From the beginning of the post-election protests, women were also noticeably present [video], with some of the most striking early images being those of women with their hands painted green (Mousavi’s campaign color), or wearing green hijabs or scarves, and optimistically making the “peace” or “victory sign.”
By the end of June, however, a different hand gesture summed up the feelings of the democratic protestors, angered by the violence unleashed against them. A doctored photograph began circulating the internet, appearing to show a young woman blocking president Mahmoud Ahmadinejad’s motorcade, and - to use the vernacular - giving him “the finger.” Though photoshoped, the image caught the defiance of the younger generations, and the essence of the conflict and change in Iran.
On June 20, music student Neda Agha Soltan was killed in cold blood as she stood watching a protest. Neda’s portrait, and footage and photographs of her dying on the streets of the capitol from a sniper’s bullet became the galvanizing and iconic images of the pro-democracy movement, with Neda herself revered as the “Angel of Freedom.” Middle East scholar Hamid Dabashi even called her “the granddaughter of Rosa Park’s character.”
Neda’s grave at Tehran's Behesht Zahra Cemetery soon became a potent symbol of the oppression of Iran’s democratic dissidents, and a rallying point for further demonstrations. Yet, those gathering there have been bombarded with tear gas, and beaten by Basiji thugs and police.
Yet, the terrain is changing. One protestor told Radio Farda that the demonstrators were beginning to fight back, and that when they saw the police “beating a girl[,] people ran after [the officers and] two of them fell.
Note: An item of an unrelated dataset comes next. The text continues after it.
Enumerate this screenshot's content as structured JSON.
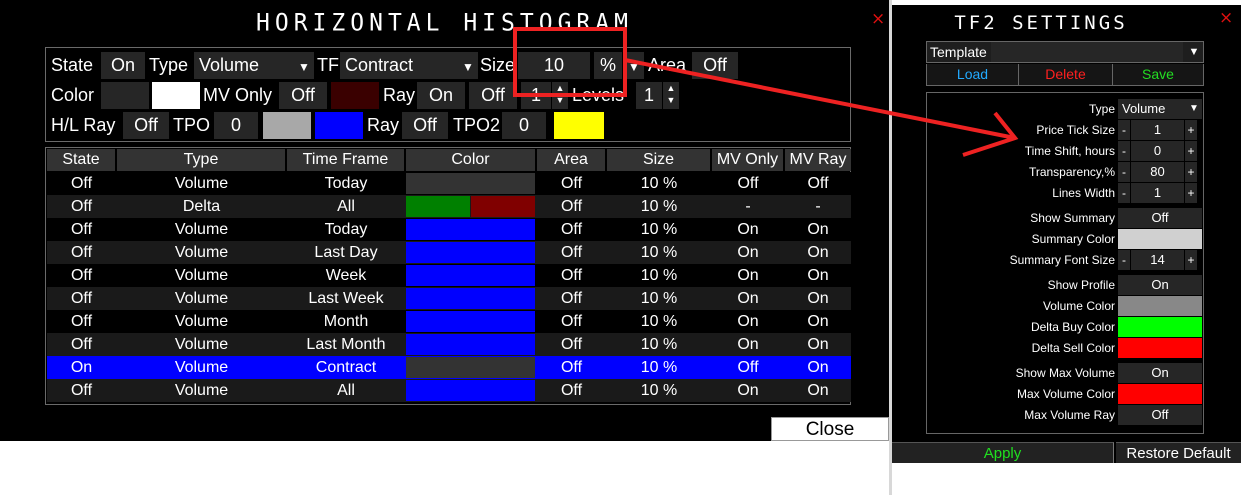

People started clapping their hands. It's amazing [ ] It's the first time that I've seen in recent protests that people are attacking the riot force and they're escaping.”
Sickened by its brutality, Ayatollah Hossein Ali Montazeri, Mousavi, and former president Mohammad Khatami, have all now condemned the regime and its crimes against the people of Iran, and they have done so in the most strident terms.
The West must take their lead: condemn the fascist regime, and give full backing to the Iranian people and their aspiration for liberty.